6 factos incríveis sobre Dominic Cummings

A cada dia que passa, o principal conselheiro e estratega do primeiro-ministro britânico alimenta polémicas. E é cada vez mais óbvio que ele se está a divertir no cargo que ocupa há pouco mais de dois meses

1.Margaret Thatcher, a antiga primeira-ministra do Reino Unido (1979-1990), costumava dizer que os "conselheiros servem para aconselhar, os governantes servem para governar". Dominic Cummings é o caso típico de alguém que é muito mais do que um spin doctor. É ele que define de forma clara a estratégia de Boris Johnson, o atual líder do Governo britânico. Aliás, é por isso que vários dirigentes do Partido Conservador e da oposição já exigiram a demissão de Cummings.

2. Devido à influência de Cummings, o primeiro-ministro Boris Johnson decidiu afastar no final de setembro dois conselheiros históricos do Partido Conservador, sir Lynton Crosby e Will Walden. Para os meios de comunicação social britânicos não há quaisquer dúvidas: Boris já só aceita dicas de duas pessoas: a namorada, Carrie Symonds, e Dominic Cummings.
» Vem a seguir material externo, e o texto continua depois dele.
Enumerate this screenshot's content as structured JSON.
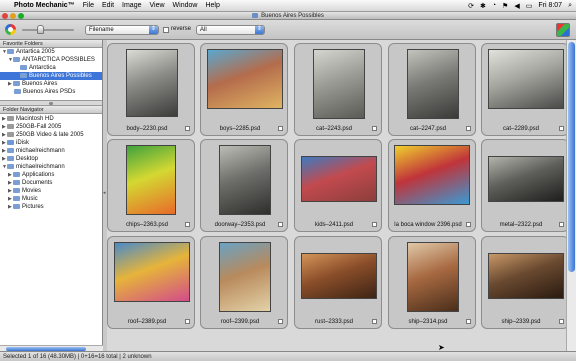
{
  "menubar": {
    "app_name": "Photo Mechanic™",
    "menus": [
      "File",
      "Edit",
      "Image",
      "View",
      "Window",
      "Help"
    ],
    "clock": "Fri 8:07"
  },
  "window": {
    "title": "Buenos Aires Possibles"
  },
  "toolbar": {
    "sort_field": "Filename",
    "reverse_label": "reverse",
    "filter_value": "All"
  },
  "favorites": {
    "header": "Favorite Folders",
    "items": [
      "Antartica 2005",
      "ANTARCTICA POSSIBLES",
      "Antarctica",
      "Buenos Aires Possibles",
      "Buenos Aires",
      "Buenos Aires PSDs"
    ]
  },
  "navigator": {
    "header": "Folder Navigator",
    "items": [
      "Macintosh HD",
      "250GB-Fall 2005",
      "250GB Video & late 2005",
      "iDisk",
      "michaelreichmann",
      "Desktop",
      "michaelreichmann",
      "Applications",
      "Documents",
      "Movies",
      "Music",
      "Pictures"
    ]
  },
  "thumbnails": [
    {
      "name": "body–2230.psd",
      "colors": [
        "#8a8a86",
        "#dcdcd6",
        "#3c3c3a"
      ]
    },
    {
      "name": "boys–2285.psd",
      "colors": [
        "#b46c4c",
        "#5aa8cf",
        "#e0b462"
      ]
    },
    {
      "name": "cat–2243.psd",
      "colors": [
        "#9c9c96",
        "#d6d6d0",
        "#5a5a56"
      ]
    },
    {
      "name": "cat–2247.psd",
      "colors": [
        "#7a7a76",
        "#c4c4be",
        "#3a3a38"
      ]
    },
    {
      "name": "cat–2289.psd",
      "colors": [
        "#a6a6a0",
        "#e2e2dc",
        "#4a4a48"
      ]
    },
    {
      "name": "chips–2363.psd",
      "colors": [
        "#d4d832",
        "#3fa23e",
        "#e86a2a"
      ]
    },
    {
      "name": "doorway–2353.psd",
      "colors": [
        "#6e6e6a",
        "#bdbdb6",
        "#2e2e2c"
      ]
    },
    {
      "name": "kids–2411.psd",
      "colors": [
        "#c24a4e",
        "#3e7ac0",
        "#8c3e3c"
      ]
    },
    {
      "name": "la boca window 2396.psd",
      "colors": [
        "#c0343a",
        "#f0d02c",
        "#3a9ad4"
      ]
    },
    {
      "name": "metal–2322.psd",
      "colors": [
        "#5e5e5a",
        "#b4b4ae",
        "#1e1e1c"
      ]
    },
    {
      "name": "roof–2389.psd",
      "colors": [
        "#e6b43a",
        "#4a8ac8",
        "#d24c8a"
      ]
    },
    {
      "name": "roof–2399.psd",
      "colors": [
        "#b88a5c",
        "#6aa2c4",
        "#e4d2a8"
      ]
    },
    {
      "name": "rust–2333.psd",
      "colors": [
        "#8a4e2a",
        "#d49458",
        "#3e2414"
      ]
    },
    {
      "name": "ship–2314.psd",
      "colors": [
        "#a86a42",
        "#e0c8a8",
        "#4a2e1a"
      ]
    },
    {
      "name": "ship–2339.psd",
      "colors": [
        "#6a4a30",
        "#c89868",
        "#2a1a10"
      ]
    }
  ],
  "status": "Selected 1 of 16 (48.30MB) | 0+16=16 total | 2 unknown"
}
3. O estratega mor do Governo britânico tem sido comparado a Rasputine, o místico e polémico conselheiro do último czar da Rússia, mas os tablóides e o resto dos media usam outras alcunhas para Dominic Cummings: Darth Vader, o vilão da saga Star Wars; The Mekon, a personagem malvada de uma banda desenhada dos anos 60 do século passado; e Beria, o líder da antiga polícia política soviética, no tempo de Estaline.

 

4. A 3 de setembro, enquanto Boris Johnson anunciava aos deputados britânicos a suspensão do Parlamento durante cinco semanas para impor um hard Brexit e formalizar a saída da União Europeia a 31 de outubro, Dominic Cummings decidiu aparecer e circular de forma provocadora nos corredores parlamentares, de copo de vinho na mão.

5. Na primeira semana de setembro, Cummings terá confessado a alguns amigos e colaboradores que só votou uma vez na vida: no referendo de junho de 2016, em que 52% dos britânicos se manifestaram a favor de uma saída do país da União Europeia.

6. Apesar do Supremo Tribunal ter considerado ilegal a decisão do Governo de suspender o Parlamento e de uma série de outros revezes políticos, Boris Johnson permanece fiel à estratégia definida por Cummings: saída formal da UE no dia das Bruxas, convocar eleições legislativas antecipadas e, se necessário, realizar um novo referendo sobre a UE. O estratega que criou o novo slogan usado pelo Executivo, Get Brexit done (vamos fazer acontecer o Brexit), está convencido que pode esmagar a oposição numa eventual ida às urnas e as sondagens dão-lhe razão. Os tories levam dez pontos de vantagem sobre a oposição, o partido ganhou mais de 25 mil novos militantes desde o início do verão e as doações e os financiamentos estão a crescer a um ritmo nunca visto nos últimos anos.